Small Foreign Object Detection in Automated Sugar Dispensing Processes Based on Lightweight Deep Learning Networks

Abstract

This study addresses the challenges that conventional network models face in detecting small foreign objects on industrial production lines, exemplified by scenarios where a single piece of iron filing occupies approximately 0.002% of the image area. To tackle this, we introduce an enhanced YOLOv8-MeY model for detecting foreign objects on the surface of sugar bags. Firstly, the introduction of a 160 × 160-scale small object detection layer and integration of the Global Attention Mechanism (GAM) attention module into the feature fusion network (Neck) increased the network’s focus on small objects. This enhancement improved the network’s feature extraction and fusion capabilities, which ultimately increased the accuracy of small object detection. Secondly, the model employs the lightweight network GhostNet, replacing YOLOv8’s principal feature extraction network, DarkNet53. This adaptation not only diminishes the quantity of network parameters but also augments feature extraction capabilities.

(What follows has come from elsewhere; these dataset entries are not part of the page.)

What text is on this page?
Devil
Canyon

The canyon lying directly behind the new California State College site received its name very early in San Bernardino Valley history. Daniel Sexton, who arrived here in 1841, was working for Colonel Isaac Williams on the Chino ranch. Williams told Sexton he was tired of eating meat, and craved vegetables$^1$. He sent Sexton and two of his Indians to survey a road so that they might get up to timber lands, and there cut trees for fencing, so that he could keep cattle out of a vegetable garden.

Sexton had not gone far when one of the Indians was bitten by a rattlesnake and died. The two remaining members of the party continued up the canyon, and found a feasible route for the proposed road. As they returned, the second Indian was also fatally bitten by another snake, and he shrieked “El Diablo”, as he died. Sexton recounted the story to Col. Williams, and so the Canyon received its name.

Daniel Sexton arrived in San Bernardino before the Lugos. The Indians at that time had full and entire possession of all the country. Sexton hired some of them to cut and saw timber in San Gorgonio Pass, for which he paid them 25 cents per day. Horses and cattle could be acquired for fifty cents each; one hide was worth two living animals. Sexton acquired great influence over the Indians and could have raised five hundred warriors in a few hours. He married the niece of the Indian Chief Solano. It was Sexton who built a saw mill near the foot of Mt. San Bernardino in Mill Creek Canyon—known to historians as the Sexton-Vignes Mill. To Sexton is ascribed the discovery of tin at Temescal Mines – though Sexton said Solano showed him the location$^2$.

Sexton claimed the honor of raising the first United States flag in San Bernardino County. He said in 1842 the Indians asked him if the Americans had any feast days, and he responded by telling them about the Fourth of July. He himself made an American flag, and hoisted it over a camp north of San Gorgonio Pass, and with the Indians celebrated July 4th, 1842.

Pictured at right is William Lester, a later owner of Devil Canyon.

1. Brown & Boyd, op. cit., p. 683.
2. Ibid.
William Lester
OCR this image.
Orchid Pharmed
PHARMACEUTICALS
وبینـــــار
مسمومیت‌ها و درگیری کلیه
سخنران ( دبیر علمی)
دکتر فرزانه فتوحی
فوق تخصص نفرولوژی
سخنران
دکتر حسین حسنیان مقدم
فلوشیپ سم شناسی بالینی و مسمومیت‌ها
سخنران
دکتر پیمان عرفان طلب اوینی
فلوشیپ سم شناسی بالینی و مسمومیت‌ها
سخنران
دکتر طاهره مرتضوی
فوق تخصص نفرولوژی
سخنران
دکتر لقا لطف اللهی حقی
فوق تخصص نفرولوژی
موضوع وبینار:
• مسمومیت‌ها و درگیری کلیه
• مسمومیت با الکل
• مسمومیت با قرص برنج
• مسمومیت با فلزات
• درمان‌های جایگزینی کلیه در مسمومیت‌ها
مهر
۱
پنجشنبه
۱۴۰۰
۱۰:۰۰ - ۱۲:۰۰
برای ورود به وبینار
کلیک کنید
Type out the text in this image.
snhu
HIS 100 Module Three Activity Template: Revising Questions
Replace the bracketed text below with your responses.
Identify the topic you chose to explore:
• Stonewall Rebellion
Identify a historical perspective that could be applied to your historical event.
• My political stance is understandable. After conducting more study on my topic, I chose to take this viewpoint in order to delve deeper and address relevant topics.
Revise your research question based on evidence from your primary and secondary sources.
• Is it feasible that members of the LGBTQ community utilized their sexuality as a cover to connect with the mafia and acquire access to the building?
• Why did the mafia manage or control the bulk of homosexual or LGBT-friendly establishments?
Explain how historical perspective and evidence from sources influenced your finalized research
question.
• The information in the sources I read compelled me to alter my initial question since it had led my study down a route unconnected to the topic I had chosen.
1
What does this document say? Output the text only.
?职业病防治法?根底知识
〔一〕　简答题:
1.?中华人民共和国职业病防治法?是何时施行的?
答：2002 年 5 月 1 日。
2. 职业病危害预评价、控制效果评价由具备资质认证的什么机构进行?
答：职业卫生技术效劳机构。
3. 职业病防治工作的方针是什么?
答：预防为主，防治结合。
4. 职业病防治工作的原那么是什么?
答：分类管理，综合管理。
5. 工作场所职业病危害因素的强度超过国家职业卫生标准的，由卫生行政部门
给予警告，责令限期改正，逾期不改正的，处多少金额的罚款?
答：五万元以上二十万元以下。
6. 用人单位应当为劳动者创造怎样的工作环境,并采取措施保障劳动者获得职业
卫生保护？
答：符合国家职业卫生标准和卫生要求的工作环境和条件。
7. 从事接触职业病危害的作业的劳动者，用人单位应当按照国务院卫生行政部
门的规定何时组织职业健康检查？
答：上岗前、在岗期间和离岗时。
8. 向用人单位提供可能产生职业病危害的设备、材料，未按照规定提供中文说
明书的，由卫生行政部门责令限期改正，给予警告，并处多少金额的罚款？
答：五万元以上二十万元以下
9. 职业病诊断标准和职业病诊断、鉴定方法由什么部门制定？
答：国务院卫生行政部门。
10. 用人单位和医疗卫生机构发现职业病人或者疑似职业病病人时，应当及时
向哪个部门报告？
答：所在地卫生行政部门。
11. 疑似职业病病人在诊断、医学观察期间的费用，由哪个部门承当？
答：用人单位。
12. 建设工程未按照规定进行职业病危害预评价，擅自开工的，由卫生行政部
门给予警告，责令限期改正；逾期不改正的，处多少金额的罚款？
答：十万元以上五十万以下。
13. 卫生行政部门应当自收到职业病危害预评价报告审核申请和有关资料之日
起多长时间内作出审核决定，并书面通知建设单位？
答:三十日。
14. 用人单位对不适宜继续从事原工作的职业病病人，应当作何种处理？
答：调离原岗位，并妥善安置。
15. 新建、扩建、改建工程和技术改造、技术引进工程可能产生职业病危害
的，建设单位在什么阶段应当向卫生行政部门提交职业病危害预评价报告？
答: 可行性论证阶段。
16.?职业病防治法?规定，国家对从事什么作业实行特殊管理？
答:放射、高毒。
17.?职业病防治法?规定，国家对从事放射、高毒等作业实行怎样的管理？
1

Furthermore, we substituted the Bottleneck in the C2f of the YOLOv8 model with the Spatial and Channel Reconstruction Convolution (SCConv) module, which, by mitigating the spatial and channel redundancy inherent in standard convolutions, reduced computational demands while elevating the performance of the convolutional network model. The model has been effectively applied to the automated sugar dispensing process in food factories, exhibiting exemplary performance. In detecting diverse foreign objects like 2 mm iron filings, 7 mm wires, staples, and cockroaches, the YOLOv8-MeY model surpasses the Faster R-CNN model and the contemporaneous YoloV8n model of equivalent parameter scale across six metrics: precision, recall, mAP@0.5, parameters, GFLOPs, and model size. Through 400 manual placement tests involving four types of foreign objects, our statistical results reveal that the model achieves a recognition rate of up to 92.25%. Ultimately, we have successfully deployed this model in automated sugar bag dispensing scenarios.